Yogi Ernes - detikNews
Senin, 20 Apr 2020 17:57 WIB
Ilustrasi Corona
Ilustrasi Corona
Jakarta -

Pro-kontra wacana mudik di tengah pandemi virus Corona kini masih berlangsung. Pemerintah pusat hingga kini masih belum memberikan sinyal jelas terkait tetap atau tidak diberlakukannya mudik Lebaran tahun ini. Namun Pemerintah Provinsi Jawa Timur (Jatim) telah menyiapkan beberapa langkah jika wilayahnya kedatangan masyarakat yang akan mudik ke seluruh wilayah Jatim.

"Jadi untuk pemudik yang akan masuk ke Jatim, Gubernur sudah bersurat ke bupati dan wali kota mengenai kesiapan ini. Ada tiga aspek yang kita lakukan. Pertama, kita akan melakukan screening pendatang dan barang," kata Kepala Bakesbangpol Jatim Jonathan Judyanto dalam diskusi virtual bertajuk 'Siapa Mudik di Tengah Pandemi?', Senin, (20/4/2020).

Jonathan menjelaskan, screening para pendatang tersebut akan dilakukan di seluruh pintu masuk wilayah Jawa Timur, baik itu Kabupaten Kota hingga pintu masuk menuju desa-desa. Dia mengatakan, dari hasil screening tersebut jika ditemui pendatang yang diketahui dalam kondisi sehat, maka pihaknya akan mewajibkan yang bersangkutan untuk isolasi mandiri di rumah selama 14 hari penuh.

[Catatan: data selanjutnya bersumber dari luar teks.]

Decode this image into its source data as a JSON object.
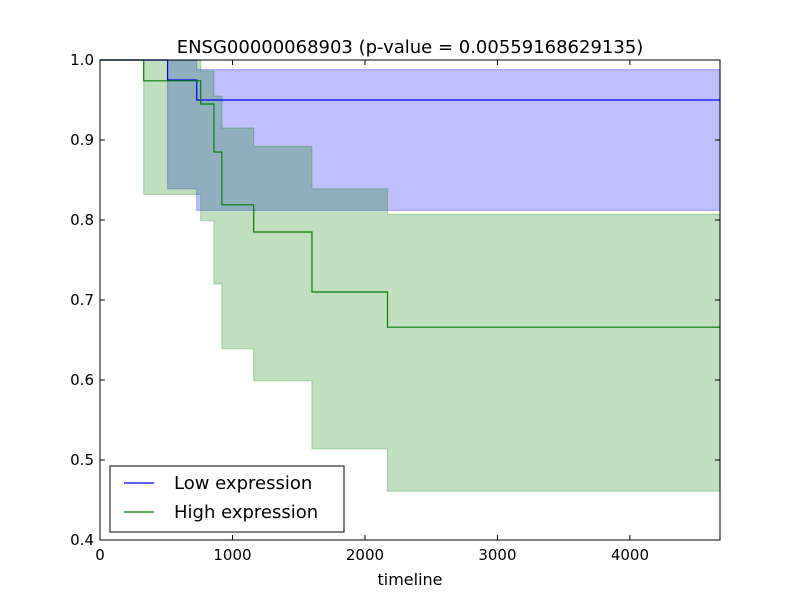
{
  "chart_data": {
    "type": "line",
    "title": "ENSG00000068903 (p-value = 0.00559168629135)",
    "xlabel": "timeline",
    "ylabel": "",
    "xlim": [
      0,
      4680
    ],
    "ylim": [
      0.4,
      1.0
    ],
    "x_ticks": [
      "0",
      "1000",
      "2000",
      "3000",
      "4000"
    ],
    "y_ticks": [
      "0.4",
      "0.5",
      "0.6",
      "0.7",
      "0.8",
      "0.9",
      "1.0"
    ],
    "grid": false,
    "legend_position": "lower-left",
    "series": [
      {
        "name": "Low expression",
        "color": "#0000ff",
        "band_color": "#0000ff",
        "steps": [
          [
            0,
            1.0
          ],
          [
            510,
            0.975
          ],
          [
            730,
            0.95
          ],
          [
            4680,
            0.95
          ]
        ],
        "ci_upper": [
          [
            0,
            1.0
          ],
          [
            510,
            1.0
          ],
          [
            730,
            0.988
          ],
          [
            4680,
            0.988
          ]
        ],
        "ci_lower": [
          [
            0,
            1.0
          ],
          [
            510,
            0.839
          ],
          [
            730,
            0.812
          ],
          [
            4680,
            0.812
          ]
        ]
      },
      {
        "name": "High expression",
        "color": "#008000",
        "band_color": "#008000",
        "steps": [
          [
            0,
            1.0
          ],
          [
            330,
            0.974
          ],
          [
            760,
            0.945
          ],
          [
            860,
            0.885
          ],
          [
            920,
            0.819
          ],
          [
            1160,
            0.785
          ],
          [
            1600,
            0.71
          ],
          [
            2170,
            0.666
          ],
          [
            4680,
            0.666
          ]
        ],
        "ci_upper": [
          [
            0,
            1.0
          ],
          [
            330,
            1.0
          ],
          [
            760,
            0.986
          ],
          [
            860,
            0.955
          ],
          [
            920,
            0.915
          ],
          [
            1160,
            0.892
          ],
          [
            1600,
            0.839
          ],
          [
            2170,
            0.807
          ],
          [
            4680,
            0.807
          ]
        ],
        "ci_lower": [
          [
            0,
            1.0
          ],
          [
            330,
            0.832
          ],
          [
            760,
            0.799
          ],
          [
            860,
            0.72
          ],
          [
            920,
            0.639
          ],
          [
            1160,
            0.599
          ],
          [
            1600,
            0.514
          ],
          [
            2170,
            0.461
          ],
          [
            4680,
            0.461
          ]
        ]
      }
    ]
  }
}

"Kalau rumahnya tidak cukup layak, maka pemerintah desa dan kelurahan itu sudah ada 6.900 desa yang telah menyiapkan balai desanya atau sekolah dasar untuk mereka isolasi mandiri," tutur Jonathan.

"Lalu kalau mereka kondisi fisiknya tidak sehat, kalau pneumonianya sedang itu dirujuk ke rumah sakit biasa, tapi kalau pneumonia-nya berat dirujuk rumah sakit untuk penanganan positif confirmed," sambungnya.